Joint measurement of electron density, temperature, and emission spectrum of Nd:YAG laser-produced tin plasma

Abstract

We present the results of joint measurements of electron density (ne), temperature (Te), and emission spectra of an Nd:YAG-driven tin plasma. Collective Thomson scattering provides space- and time-resolved ne and Te data during drive laser irradiation, and extreme ultraviolet (EUV) emission spectra, which is space-resolved in the target normal, are measured using a flat-field grazing incidence spectrometer (GIS). As the distance from the target increased, the emission intensity quickly decreases, and the peaks of the spectra gradually shift to longer wavelengths. This can be explained by the rapid decrease in ne, and thus, self-absorption, with an increase in distance. We obtain the EUV spectra by calculating the transfer of photons along the line-of-sight of the GIS, using theoretical emissivity and opacity, and applying the measured spatial distribution of ne and Te.

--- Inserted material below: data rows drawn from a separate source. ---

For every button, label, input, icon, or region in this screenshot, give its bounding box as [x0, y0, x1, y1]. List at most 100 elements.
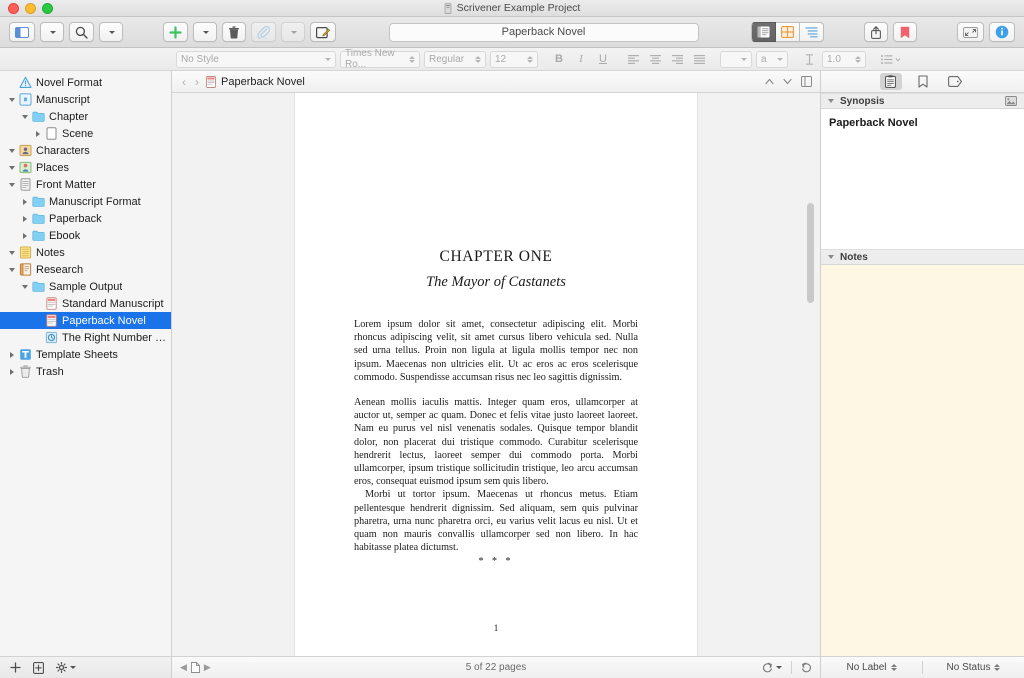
binder-item-research[interactable]: Research — [0, 261, 171, 278]
view-toggle-button[interactable] — [9, 22, 35, 42]
list-style-button[interactable] — [878, 51, 904, 68]
split-editor-button[interactable] — [801, 76, 812, 87]
search-button[interactable] — [69, 22, 94, 42]
binder-item-paperback[interactable]: Paperback — [0, 210, 171, 227]
bookmark-button[interactable] — [893, 22, 917, 42]
synopsis-header[interactable]: Synopsis — [821, 93, 1024, 109]
attachment-button[interactable] — [251, 22, 276, 42]
binder-item-manuscript[interactable]: Manuscript — [0, 91, 171, 108]
pdf-icon — [43, 314, 59, 327]
binder-item-label: Notes — [36, 246, 65, 259]
align-left-button[interactable] — [624, 51, 642, 68]
attachment-menu-button[interactable] — [281, 22, 305, 42]
font-size-select[interactable]: 12 — [490, 50, 538, 68]
disclosure-open-icon[interactable] — [19, 284, 30, 289]
add-item-button[interactable] — [10, 662, 21, 673]
align-right-button[interactable] — [668, 51, 686, 68]
share-button[interactable] — [864, 22, 888, 42]
next-document-button[interactable] — [783, 78, 792, 85]
text-color-select[interactable] — [720, 50, 752, 68]
trash-button[interactable] — [222, 22, 246, 42]
binder-item-manuscript-format[interactable]: Manuscript Format — [0, 193, 171, 210]
close-window-button[interactable] — [8, 2, 19, 14]
disclosure-open-icon[interactable] — [6, 267, 17, 272]
refresh-button[interactable] — [801, 662, 812, 674]
disclosure-open-icon[interactable] — [6, 148, 17, 153]
binder-list[interactable]: Novel Format Manuscript Chapter Scene Charac… — [0, 71, 171, 656]
binder-item-trash[interactable]: Trash — [0, 363, 171, 380]
document-view-button[interactable] — [751, 22, 776, 42]
composition-mode-button[interactable] — [957, 22, 984, 42]
previous-document-button[interactable] — [765, 78, 774, 85]
disclosure-closed-icon[interactable] — [19, 198, 30, 205]
inspector-tab-notes[interactable] — [879, 73, 902, 90]
editor-body[interactable]: CHAPTER ONE The Mayor of Castanets Lorem… — [172, 93, 820, 656]
disclosure-closed-icon[interactable] — [32, 130, 43, 137]
italic-button[interactable]: I — [572, 51, 590, 68]
align-justify-button[interactable] — [690, 51, 708, 68]
disclosure-open-icon[interactable] — [6, 182, 17, 187]
view-toggle-menu-button[interactable] — [40, 22, 64, 42]
add-menu-button[interactable] — [193, 22, 217, 42]
highlight-color-select[interactable]: a — [756, 50, 788, 68]
previous-page-button[interactable]: ◀ — [180, 662, 187, 673]
inspector-toggle-button[interactable] — [989, 22, 1015, 42]
maximize-window-button[interactable] — [42, 2, 53, 14]
image-icon[interactable] — [1005, 96, 1017, 106]
corkboard-view-button[interactable] — [776, 22, 800, 42]
disclosure-open-icon[interactable] — [6, 97, 17, 102]
underline-button[interactable]: U — [594, 51, 612, 68]
binder-item-paperback-novel[interactable]: Paperback Novel — [0, 312, 171, 329]
label-select[interactable]: No Label — [821, 662, 922, 673]
binder-item-the-right-number-of-cups[interactable]: The Right Number of Cups - — [0, 329, 171, 346]
notes-body[interactable] — [821, 265, 1024, 656]
disclosure-closed-icon[interactable] — [6, 351, 17, 358]
binder-item-novel-format[interactable]: Novel Format — [0, 74, 171, 91]
line-height-select[interactable]: 1.0 — [822, 50, 866, 68]
disclosure-closed-icon[interactable] — [19, 232, 30, 239]
font-weight-select[interactable]: Regular — [424, 50, 486, 68]
outline-view-button[interactable] — [800, 22, 824, 42]
font-family-select[interactable]: Times New Ro... — [340, 48, 420, 70]
forward-button[interactable]: › — [193, 75, 201, 89]
compose-button[interactable] — [310, 22, 336, 42]
back-button[interactable]: ‹ — [180, 75, 188, 89]
folder-icon — [30, 195, 46, 208]
binder-item-scene[interactable]: Scene — [0, 125, 171, 142]
binder-item-front-matter[interactable]: Front Matter — [0, 176, 171, 193]
disclosure-closed-icon[interactable] — [19, 215, 30, 222]
reload-options-button[interactable] — [762, 662, 782, 673]
disclosure-closed-icon[interactable] — [6, 368, 17, 375]
binder-item-template-sheets[interactable]: Template Sheets — [0, 346, 171, 363]
editor-scrollbar[interactable] — [807, 203, 814, 303]
document-paragraph: Morbi ut tortor ipsum. Maecenas ut rhonc… — [354, 489, 638, 554]
binder-item-characters[interactable]: Characters — [0, 142, 171, 159]
document-title-field[interactable]: Paperback Novel — [388, 22, 699, 42]
add-button[interactable] — [163, 22, 188, 42]
status-select[interactable]: No Status — [923, 662, 1024, 673]
minimize-window-button[interactable] — [25, 2, 36, 14]
chevron-down-icon — [325, 57, 331, 61]
binder-item-ebook[interactable]: Ebook — [0, 227, 171, 244]
binder-item-places[interactable]: Places — [0, 159, 171, 176]
disclosure-open-icon[interactable] — [6, 165, 17, 170]
paragraph-style-select[interactable]: No Style — [176, 50, 336, 68]
notes-header[interactable]: Notes — [821, 249, 1024, 265]
binder-item-standard-manuscript[interactable]: Standard Manuscript — [0, 295, 171, 312]
search-menu-button[interactable] — [99, 22, 123, 42]
bold-button[interactable]: B — [550, 51, 568, 68]
disclosure-open-icon[interactable] — [6, 250, 17, 255]
next-page-button[interactable]: ▶ — [204, 662, 211, 673]
synopsis-body[interactable]: Paperback Novel — [821, 109, 1024, 249]
document-page[interactable]: CHAPTER ONE The Mayor of Castanets Lorem… — [295, 93, 697, 656]
binder-item-notes[interactable]: Notes — [0, 244, 171, 261]
inspector-tab-bookmarks[interactable] — [912, 73, 934, 90]
binder-item-sample-output[interactable]: Sample Output — [0, 278, 171, 295]
binder-item-chapter[interactable]: Chapter — [0, 108, 171, 125]
document-content[interactable]: CHAPTER ONE The Mayor of Castanets Lorem… — [295, 93, 697, 567]
inspector-tab-keywords[interactable] — [944, 73, 966, 90]
add-folder-button[interactable] — [33, 661, 44, 674]
project-settings-button[interactable] — [56, 662, 76, 673]
align-center-button[interactable] — [646, 51, 664, 68]
disclosure-open-icon[interactable] — [19, 114, 30, 119]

The results quantitatively demonstrate that the self-absorption effect is significant; the emission from the core regions is mostly reabsorbed by the surrounding plasma. The calculated spectra are compared with the measured spectra. While good agreement is achieved in the spectral region of 13.3 and 15.3 nm, considerable differences are found in the 12.5–13  and 15.5–17.5 nm region. The results demonstrate the significance of this joint measurement for further validation of the atomic process model considering self-absorption effect, which is critical for the future high-density, solid laser-driven EUV source.